USD/JPY: Retreats from Key Resistance As BoJ Decision Looms


Furthermore, traders might unwind their carry trades ahead of the BoJ’s policy decision. This would involve selling assets purchased with borrowed Yen, leading to increased demand for the Yen and potentially boosting its value. Japan’s top currency diplomat, Masato Kanda, has highlighted concerns about FX volatility’s impact on the economy, suggesting a cautious approach toward the currency. This caution could influence market sentiment and contribute to a stronger Yen, as the market interprets it as a signal of impending monetary policy adjustments.

Meanwhile, the US Dollar (USD) faces challenges due to expectations of rate cuts by the Federal Reserve (Fed) later in the year, driven by cooling inflation and a softening labour market. This divergence in monetary policy outlooks between the US and Japan could narrow the interest rate differential, making the Yen more attractive relative to the Dollar. As a result, the USD/JPY pair might experience downward pressure, with the Yen potentially appreciating further if the BoJ does proceed with a rate hike and the Fed continues to signal rate cuts.

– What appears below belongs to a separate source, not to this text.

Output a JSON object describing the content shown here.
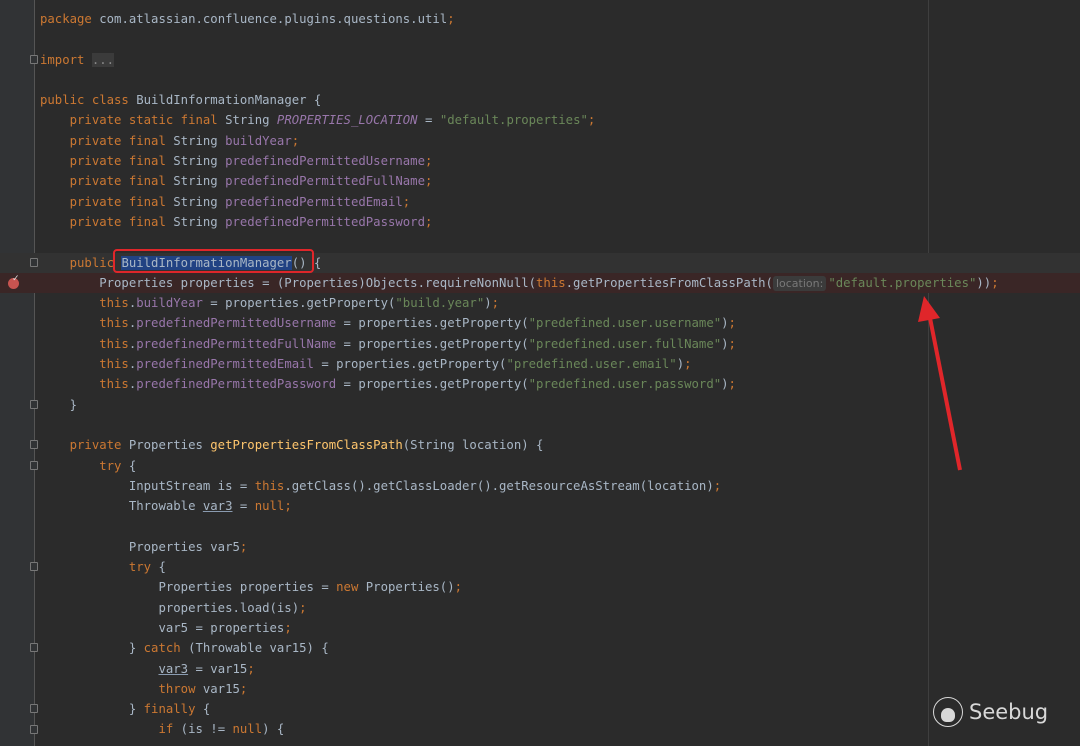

Long-Term Technical Picture of USD/JPY

Based on the above discussion, fundamental factors indicate that USD/JPY is at a significant point where the BoJ’s decision might trigger a big move. The technical picture suggests a similar situation. The monthly chart below shows the long-term technical outlook for USD/JPY. It shows the pair advancing from a long-term bottom and approaching levels last seen in the 1980s. The long-term technical outlook indicates that the pair has formed symmetrical triangles before significant moves. The symmetrical triangle formed from 1995 to 2007 broke to the downside, leading to a historical low at $75.54 in 2011, followed by a significant increase.

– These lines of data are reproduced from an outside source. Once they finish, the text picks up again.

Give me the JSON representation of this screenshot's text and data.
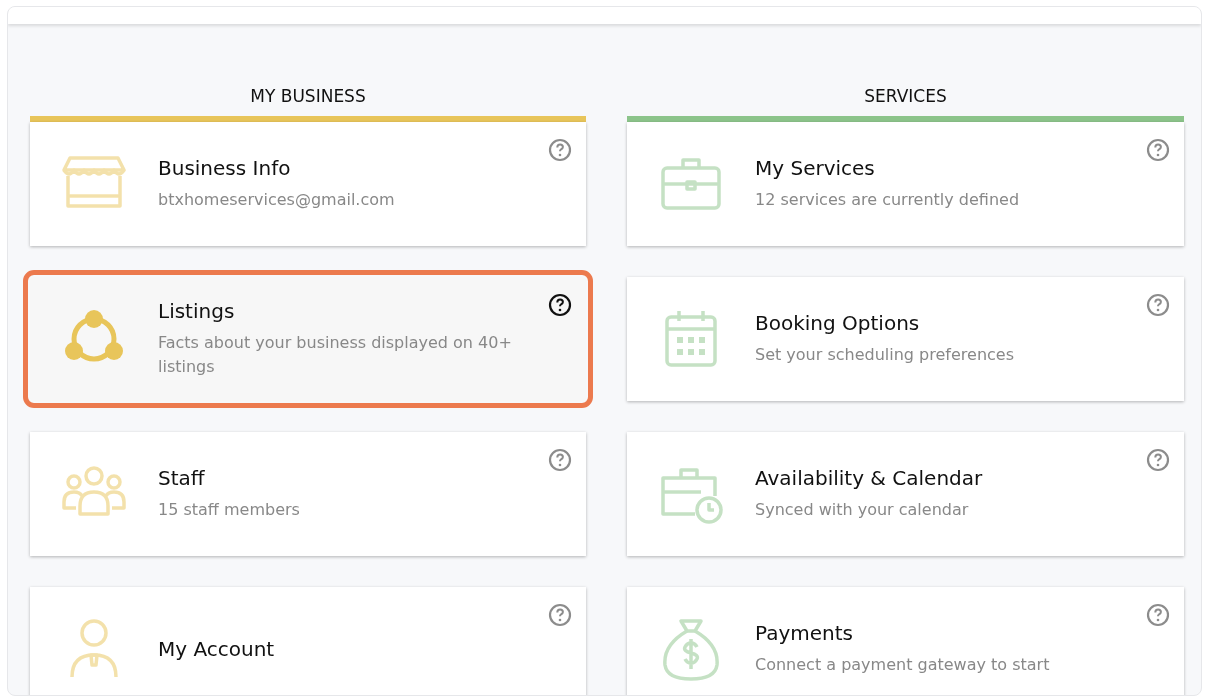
{
  "columns": [
    {
      "heading": "MY BUSINESS",
      "color": "#e8c55a",
      "cards": [
        {
          "kind": "store",
          "title": "Business Info",
          "subtitle": "btxhomeservices@gmail.com",
          "highlighted": false
        },
        {
          "kind": "network",
          "title": "Listings",
          "subtitle": "Facts about your business displayed on 40+ listings",
          "highlighted": true
        },
        {
          "kind": "people",
          "title": "Staff",
          "subtitle": "15 staff members",
          "highlighted": false
        },
        {
          "kind": "person",
          "title": "My Account",
          "highlighted": false
        }
      ]
    },
    {
      "heading": "SERVICES",
      "color": "#8cc48a",
      "cards": [
        {
          "kind": "briefcase",
          "title": "My Services",
          "subtitle": "12 services are currently defined",
          "highlighted": false
        },
        {
          "kind": "calendar",
          "title": "Booking Options",
          "subtitle": "Set your scheduling preferences",
          "highlighted": false
        },
        {
          "kind": "briefcase-clock",
          "title": "Availability & Calendar",
          "subtitle": "Synced with your calendar",
          "highlighted": false
        },
        {
          "kind": "moneybag",
          "title": "Payments",
          "subtitle": "Connect a payment gateway to start",
          "highlighted": false
        }
      ]
    }
  ]
}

The second symmetrical triangle formed from 2015 to 2020 created a long-term buy signal at $101.25 and initiated a strong price surge. Historical analysis shows this long-term rally began after breaking the long-term downtrend line, highlighted in green. This breakout suggests the long-term direction for the pair is still upward, but the pair is currently trading at a strong resistance point, marked by a grey circle.

Moreover, the pair has been trading within a red arc, which has been a significant resistance during any bull run in the past. Currently, the price is testing a critical resistance area, which could result in a substantial price drop. The RSI indicator also shows similar patterns, indicating the price is currently overbought.